Sunday, April 11, 2010

Barriers to Entry in a Monopoly

A barrier to entry is a restraint that shields a firm from the entry of a new competitor. There are three barriers to entry that exist in a monopoly: Natural, ownership, and legal.

A natural barrier to entry in a monopoly occrs when one firm can assemble the full market demand at a lower expense than two or more other firms are able to assemble. For instance a cable provider can provide its customer's cable for a price lower than other companies.

Ownership barrier to entry occurs when one firm holds control of all production and supply. For instance, DeBeers is a company that control the entire production of raw diamonds in the world.

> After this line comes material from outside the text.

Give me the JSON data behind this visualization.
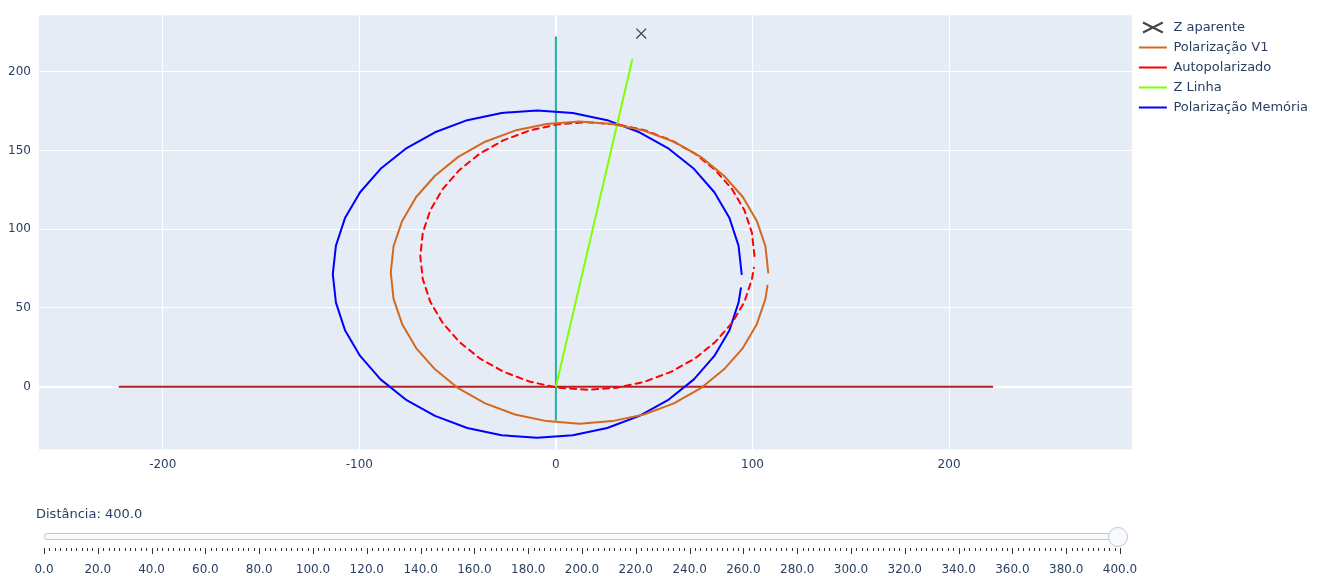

Legal barrier to entry occurs when the governemnt restricts entry in to the market through issuing patents, licenses, public franchises and copyright to a firm. An example of this would be the United States Postal Service. They have the exclusive right to deliver first-class mail, they are a public franchise. A patent is an exclusive right issued to the inventor of a service or good. A license isseud by the government to a firm manages the entry into certain professions, occupations, industries. A copyright is an exclusive right that is issued to author or creator of a literary, musical, artistic, or dramatic piece.

1 comment:

  1. I like the cable company example that you used. It is interesting to see the process of that natural barrier slowly going away with the satellite companies and providers such as Verizon and Knology. That natural barrier made it nearly impossible for any company to attempt to take on the cable companies for a very long time though.